The members of that Southern leadership class, realizing that social system to be key to them retaining their power and reassuming their place of wealth and prominence, devised and instituted the Jim Crow system to replace it, returning value to the currency of whiteness.
Then, in the 1960’s, the Democratic Party, the political party of the new leadership class in the South, began to champion the Civil Rights Movement, which tore down the system of Jim Crow, thereby undermining and devaluing the currency of whiteness, and enraged Southerners, the Dixiecrats, fled the Democratic Party for Republican Party in droves, attracted by the openly racial rhetoric of presidential candidate Richard Nixon’s Southern Strategy and its implicit promise to return value to the currency of whiteness.

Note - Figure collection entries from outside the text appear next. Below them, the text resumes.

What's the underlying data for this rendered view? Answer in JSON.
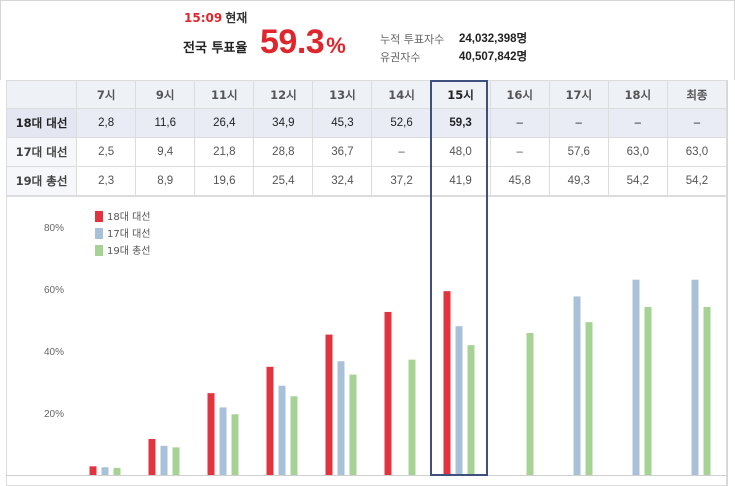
{
  "header": {
    "time": "15:09",
    "time_suffix": "현재",
    "rate_label": "전국 투표율",
    "rate_value": "59.3",
    "rate_unit": "%",
    "cumulative_label": "누적 투표자수",
    "cumulative_value": "24,032,398명",
    "eligible_label": "유권자수",
    "eligible_value": "40,507,842명"
  },
  "table": {
    "columns": [
      "7시",
      "9시",
      "11시",
      "12시",
      "13시",
      "14시",
      "15시",
      "16시",
      "17시",
      "18시",
      "최종"
    ],
    "highlight_column": 6,
    "rows": [
      {
        "label": "18대 대선",
        "cells": [
          "2,8",
          "11,6",
          "26,4",
          "34,9",
          "45,3",
          "52,6",
          "59,3",
          "–",
          "–",
          "–",
          "–"
        ]
      },
      {
        "label": "17대 대선",
        "cells": [
          "2,5",
          "9,4",
          "21,8",
          "28,8",
          "36,7",
          "–",
          "48,0",
          "–",
          "57,6",
          "63,0",
          "63,0"
        ]
      },
      {
        "label": "19대 총선",
        "cells": [
          "2,3",
          "8,9",
          "19,6",
          "25,4",
          "32,4",
          "37,2",
          "41,9",
          "45,8",
          "49,3",
          "54,2",
          "54,2"
        ]
      }
    ]
  },
  "chart_data": {
    "type": "bar",
    "categories": [
      "7시",
      "9시",
      "11시",
      "12시",
      "13시",
      "14시",
      "15시",
      "16시",
      "17시",
      "18시",
      "최종"
    ],
    "series": [
      {
        "name": "18대 대선",
        "color": "#e2343f",
        "values": [
          2.8,
          11.6,
          26.4,
          34.9,
          45.3,
          52.6,
          59.3,
          null,
          null,
          null,
          null
        ]
      },
      {
        "name": "17대 대선",
        "color": "#a8c1d9",
        "values": [
          2.5,
          9.4,
          21.8,
          28.8,
          36.7,
          null,
          48.0,
          null,
          57.6,
          63.0,
          63.0
        ]
      },
      {
        "name": "19대 총선",
        "color": "#a6d394",
        "values": [
          2.3,
          8.9,
          19.6,
          25.4,
          32.4,
          37.2,
          41.9,
          45.8,
          49.3,
          54.2,
          54.2
        ]
      }
    ],
    "yticks": [
      "20%",
      "40%",
      "60%",
      "80%"
    ],
    "ytick_values": [
      20,
      40,
      60,
      80
    ],
    "ylim": [
      0,
      80
    ],
    "legend_position": "top-left",
    "grid": false
  }
}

And there they have remained until this very day, supporting the party and faithfully voting for republican candidates year after year, election cycle after election cycle, even against their own interests.
Yet, after all this time, it seems to seem to them, the Republican Party has failed to deliver its implicit promise to return value to the currency of whiteness. In fact, it seems to seem to them, not only has the Republican Party failed to deliver its promise, it has haplessly allowed itself to become inextricably ensnared in a tar pit of political correctness and no longer possesses the will or the courage to even call a spade a spade, so to speak.
So, a sense of indignant race and discontent, repressed since the 1960’s, returns to the fore, where it has simmered, barely contained, just beneath the surface.
Then, along comes one arrogantly ignorant, ignorantly arrogant, attention-seeking, self-serving billionaire businessman Mr. Donald J. Trump, who in his pseudo presidential campaign/publicity tour evinces a certain willingness to say absolutely anything and leave no stone of crass racial indignation unturned.
And though Trump grows steadily and increasingly more insultingly, viciously outrageous, spewing nothing other than self-serving gibberish without offering even one coherent or viable policy proposal or solution to the issues facing this nation, his popularity and number of supporters grows accordingly, eclipsing the other republican candidates, much to the consternation, chagrin, and dismay of political pundits, experts, and, most of all, mainstream republicans.
But they—we all—fail to hear, to discern, in his offensive, racially-charged rhetoric his implicit promise to finally honor the Republican Party’s debt and return value to the currency of whiteness his followers perceive as having been lost in the civil rights negotiations of the 1960’s. He promises a return to a caste-like social system in which race acts as an open and acknowledged sign determining access, inclusion, and privilege and no longer has to be couched in coded language or disguised within any of the new structured systems of oppression as it now does.
For his supporters, then, it matters not that they would probably gain very little from a Trump presidency, that a vote for Trump would be a vote against their own interests. For them Donald Trump represents the South’s very last and best chance to rise again, and his candidacy presents an opportunity that they cannot pass up.